Dessa maneira, tudo é verdade e mentira, fluido e pastoso, e como dizia Hegel, um mundo totalizado pelas contradições dilacerantes “é menos do que nada”, um campo de batalha do “salve-se quem puder”, a noite do mundo onde trafegam os zumbis psicóticos. Não é um mundo do desafio à liberdade, mas uma ampla gaiola onde tem vigência a lei do mais forte, um mercado de trocas sem regras onde competem a raposa e a galinha, o lobo e o cordeiro, quais os resultados já sabemos. Esse é o conceito da liberdade dos falsos liberais, tão bem exemplificado pelo pensador francês Jean Léon Jaurès: “o mercado livre é uma raposa livre em um galinheiro livre”.

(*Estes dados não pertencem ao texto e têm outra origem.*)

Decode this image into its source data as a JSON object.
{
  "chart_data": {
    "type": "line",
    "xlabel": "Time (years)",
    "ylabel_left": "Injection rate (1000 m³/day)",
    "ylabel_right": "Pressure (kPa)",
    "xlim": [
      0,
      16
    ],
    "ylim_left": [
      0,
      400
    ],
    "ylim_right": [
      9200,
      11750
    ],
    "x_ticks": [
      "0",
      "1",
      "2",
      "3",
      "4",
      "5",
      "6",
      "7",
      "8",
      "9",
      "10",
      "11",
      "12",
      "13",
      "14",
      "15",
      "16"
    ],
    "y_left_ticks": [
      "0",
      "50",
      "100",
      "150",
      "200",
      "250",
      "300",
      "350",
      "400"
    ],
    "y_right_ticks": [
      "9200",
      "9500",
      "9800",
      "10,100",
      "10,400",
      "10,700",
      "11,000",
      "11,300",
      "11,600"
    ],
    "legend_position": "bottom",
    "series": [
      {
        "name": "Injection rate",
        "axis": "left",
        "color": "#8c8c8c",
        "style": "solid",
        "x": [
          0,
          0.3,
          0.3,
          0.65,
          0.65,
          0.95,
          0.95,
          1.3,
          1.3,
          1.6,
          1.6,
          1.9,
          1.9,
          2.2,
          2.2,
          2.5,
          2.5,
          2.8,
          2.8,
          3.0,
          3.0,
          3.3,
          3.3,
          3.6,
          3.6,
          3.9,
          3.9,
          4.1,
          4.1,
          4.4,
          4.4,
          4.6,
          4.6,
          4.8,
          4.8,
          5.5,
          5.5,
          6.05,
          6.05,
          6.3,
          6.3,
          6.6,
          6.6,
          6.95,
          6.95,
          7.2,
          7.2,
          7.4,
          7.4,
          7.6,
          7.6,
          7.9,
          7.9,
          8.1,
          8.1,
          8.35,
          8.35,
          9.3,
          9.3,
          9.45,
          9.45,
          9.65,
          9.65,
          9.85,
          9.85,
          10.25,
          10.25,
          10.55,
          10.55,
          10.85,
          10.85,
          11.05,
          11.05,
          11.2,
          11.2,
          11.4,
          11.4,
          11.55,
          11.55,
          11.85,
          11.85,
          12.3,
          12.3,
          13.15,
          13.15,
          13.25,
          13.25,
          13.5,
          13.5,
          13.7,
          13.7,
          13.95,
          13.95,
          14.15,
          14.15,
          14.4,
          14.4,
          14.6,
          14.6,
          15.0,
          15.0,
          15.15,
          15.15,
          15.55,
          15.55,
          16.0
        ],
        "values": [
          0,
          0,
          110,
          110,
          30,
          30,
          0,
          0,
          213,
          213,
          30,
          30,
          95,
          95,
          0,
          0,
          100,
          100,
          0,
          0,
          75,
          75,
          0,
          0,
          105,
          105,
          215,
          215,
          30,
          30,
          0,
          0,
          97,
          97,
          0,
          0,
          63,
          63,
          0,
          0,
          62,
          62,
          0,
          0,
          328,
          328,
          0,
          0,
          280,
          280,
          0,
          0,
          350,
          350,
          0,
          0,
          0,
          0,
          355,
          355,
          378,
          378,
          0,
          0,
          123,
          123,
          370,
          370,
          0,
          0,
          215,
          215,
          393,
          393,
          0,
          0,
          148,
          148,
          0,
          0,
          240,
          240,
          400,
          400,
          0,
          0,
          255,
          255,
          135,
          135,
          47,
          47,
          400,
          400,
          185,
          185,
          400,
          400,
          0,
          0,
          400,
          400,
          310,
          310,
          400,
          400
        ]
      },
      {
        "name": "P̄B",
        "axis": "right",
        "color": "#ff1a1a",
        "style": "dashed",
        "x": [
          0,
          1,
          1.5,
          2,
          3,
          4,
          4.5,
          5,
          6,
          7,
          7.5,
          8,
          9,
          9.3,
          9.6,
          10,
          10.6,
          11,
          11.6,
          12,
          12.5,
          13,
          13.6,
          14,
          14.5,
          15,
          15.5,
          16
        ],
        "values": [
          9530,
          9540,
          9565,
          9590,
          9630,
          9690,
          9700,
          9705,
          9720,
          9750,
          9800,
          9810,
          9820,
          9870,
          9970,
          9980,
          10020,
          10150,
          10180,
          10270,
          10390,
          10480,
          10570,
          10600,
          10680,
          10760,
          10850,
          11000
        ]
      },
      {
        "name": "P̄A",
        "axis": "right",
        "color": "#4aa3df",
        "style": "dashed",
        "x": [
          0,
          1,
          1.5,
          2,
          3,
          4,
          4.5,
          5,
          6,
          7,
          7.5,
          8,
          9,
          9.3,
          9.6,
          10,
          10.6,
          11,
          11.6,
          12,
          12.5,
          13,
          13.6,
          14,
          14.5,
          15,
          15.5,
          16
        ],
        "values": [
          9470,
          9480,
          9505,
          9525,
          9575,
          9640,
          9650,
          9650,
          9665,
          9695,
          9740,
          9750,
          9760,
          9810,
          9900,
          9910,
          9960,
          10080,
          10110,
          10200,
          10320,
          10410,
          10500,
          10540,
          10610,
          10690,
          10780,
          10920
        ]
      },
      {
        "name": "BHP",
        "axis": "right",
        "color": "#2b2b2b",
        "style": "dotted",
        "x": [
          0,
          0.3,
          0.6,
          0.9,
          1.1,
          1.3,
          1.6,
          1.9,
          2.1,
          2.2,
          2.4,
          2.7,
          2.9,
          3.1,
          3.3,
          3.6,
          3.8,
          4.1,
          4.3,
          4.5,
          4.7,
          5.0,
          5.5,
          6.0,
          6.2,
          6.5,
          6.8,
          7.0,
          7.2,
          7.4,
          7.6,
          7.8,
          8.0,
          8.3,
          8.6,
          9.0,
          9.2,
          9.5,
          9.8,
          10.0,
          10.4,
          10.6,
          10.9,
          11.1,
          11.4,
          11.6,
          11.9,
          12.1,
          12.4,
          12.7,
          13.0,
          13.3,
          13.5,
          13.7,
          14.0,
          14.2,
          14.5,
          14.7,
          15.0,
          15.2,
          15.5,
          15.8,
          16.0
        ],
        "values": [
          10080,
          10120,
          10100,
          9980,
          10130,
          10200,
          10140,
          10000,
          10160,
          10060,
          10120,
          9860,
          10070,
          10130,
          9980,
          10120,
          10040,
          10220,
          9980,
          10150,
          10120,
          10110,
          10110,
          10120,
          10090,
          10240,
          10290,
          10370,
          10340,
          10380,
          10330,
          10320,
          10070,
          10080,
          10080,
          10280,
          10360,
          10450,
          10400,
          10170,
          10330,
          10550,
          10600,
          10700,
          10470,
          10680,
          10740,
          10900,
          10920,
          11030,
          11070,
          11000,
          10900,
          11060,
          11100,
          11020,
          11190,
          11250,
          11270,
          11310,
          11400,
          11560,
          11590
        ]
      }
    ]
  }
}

É nessa imensa gaiola da falsa liberdade que está inserida a garotada em dias atuais. E quem será a raposa ou a galinha? Vai depender de alguns fatores, dentre eles, a vigência da seleção natural. Estímulos visuais e publicitários  não faltam para motivar o aparecimento do predador: um falso filósofo que homenageia a cultura do cowboy americano, pousando com um rifle nas mãos, tendo ao fundo uma cabeça de veado pendurada na parede; um Presidente da República que publica uma foto comendo sanduíche com uma pistola na cintura! No entanto, essas divulgações seriam minimizadas se os pais, os professores, os intelectuais orgânicos, se preocupassem com a solidão desprotegida das crianças e adolescentes que, na maioria dos casos, podem ser transformadas em egocêntricos exploradores, e em alguns casos específicos, em pessoas despidas de empatia, que usam o suporte do imaginário para manipular de maneira perversa o campo do simbólico-normativo, sociopatas que caçam vidas humanas.

Elocubrações de um velho socialista pessimista? Apenas uma lembrança das aulas do saudoso professor de cálculos matemáticos complexos, Omar Katunda, quando afirmava que para adentrar ao mundo criativo dos cálculos diferenciais e integrais, tornava-se imperioso o estudo reflexivo da teoria dos limites.